Under the terms of Mr. Barbours employment agreement, ‘‘good reason’ means:
a material diminution in his authority, duties or responsibilities;
the requirement that Mr. Barbour report to an officer or other employee of the Company rather than
the board of directors;
a material reduction in Mr. Barbours base salary;
a change in the geographic location of his workplace by more than 50 miles or an increase in his
commute in excess of thirty miles
the expiration of Mr. Barbours term as a member of the board of directors without his
re-election; or
a material breach by the Company of his employment agreement.
Under his employment agreement, upon the occurrence of a change in control of the Company, we would
be required to accelerate the vesting of any outstanding equity awards then held by Mr. Barbour such that all
of his equity awards would vest as of the date of the change in control. Assuming that a change in control of
the Company occurred on December 31, 2011 and that all of Mr. Barbours outstanding stock options were
exercised on the same date, based on exercise price of $5.59 per share, the closing market price of our
Class A common stock as reported by the NYSE for December 30, 2011, the potential realizable value of the
additional options and restricted stock unit awards which would have vested because of a change in control
would have been $1,858,500. In addition, if during the two-year period following a change in control of the
Company, Mr. Barbours employment were terminated without cause or by Mr. Barbour for ‘‘good reason,’

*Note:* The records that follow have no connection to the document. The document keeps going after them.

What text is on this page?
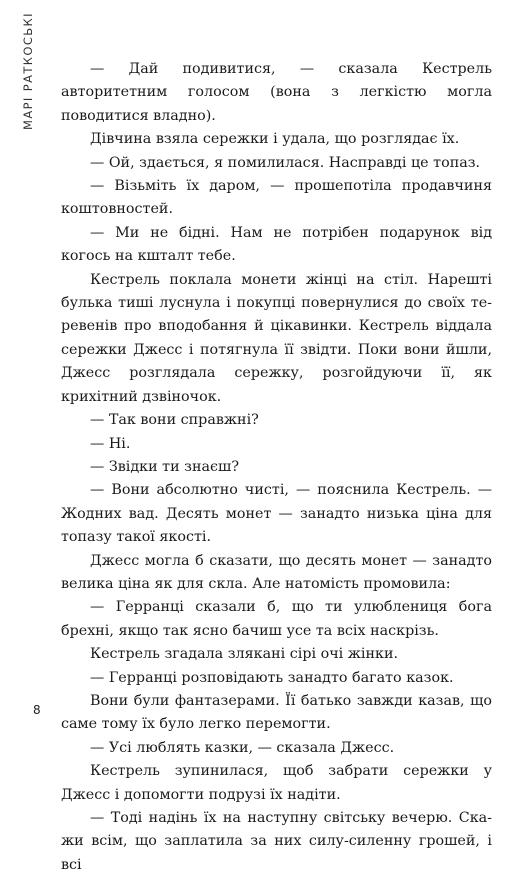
МАРІ РАТКОСЬКІ	— Дай подивитися, — сказала Кестрель авторитетним голосом (вона з легкістю могла поводитися владно).

Дівчина взяла сережки і удала, що розглядає їх.

— Ой, здається, я помилилася. Насправді це топаз.

— Візьміть їх даром, — прошепотіла продавчиня коштовностей.

— Ми не бідні. Нам не потрібен подарунок від когось на кшталт тебе.

Кестрель поклала монети жінці на стіл. Нарешті булька тиші луснула і покупці повернулися до своїх теревенів про вподобання й цікавинки. Кестрель віддала сережки Джесс і потягнула її звідти. Поки вони йшли, Джесс розглядала сережку, розгойдуючи її, як крихітний дзвіночок.

— Так вони справжні?

— Ні.

— Звідки ти знаєш?

— Вони абсолютно чисті, — пояснила Кестрель. — Жодних вад. Десять монет — занадто низька ціна для топазу такої якості.

Джесс могла б сказати, що десять монет — занадто велика ціна як для скла. Але натомість промовила:

— Герранці сказали б, що ти улюблениця бога брехні, якщо так ясно бачиш усе та всіх наскрізь.

Кестрель згадала злякані сірі очі жінки.

— Герранці розповідають занадто багато казок.

Вони були фантазерами. Її батько завжди казав, що саме тому їх було легко перемогти.

— Усі люблять казки, — сказала Джесс.

Кестрель зупинилася, щоб забрати сережки у Джесс і допомогти подрузі їх надіти.

— Тоді надінь їх на наступну світську вечерю. Скажи всім, що заплатила за них силу-силенну грошей, і всі

8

we would be required to pay to Mr. Barbour: (i) 24 months of base salary and (ii) a payment equal to two
times his target bonus opportunity for the calendar year in which the termination occurred. For purposes of
the foregoing discussion, a change-in-control transaction will be deemed to have occurred if any person or
entity (other than Larry Ellison, Michael Milken, Lowell Milken or any combination of the foregoing)
acquires at least a majority of the combined voting power of our outstanding securities, or upon our merger or
consolidation, adoption by our stockholders of a plan of dissolution or liquidation or the sale or transfer of
substantially all of our assets. The base salary component of the severance be $1,150,000, the bonus payment
component would have been $1,150,000 and, together with the above value of his stock awards, the total
severance amount would be $4,158,500.
To receive any of the payments and benefits described above, Mr. Barbour would be required to execute
a release of claims against the Company.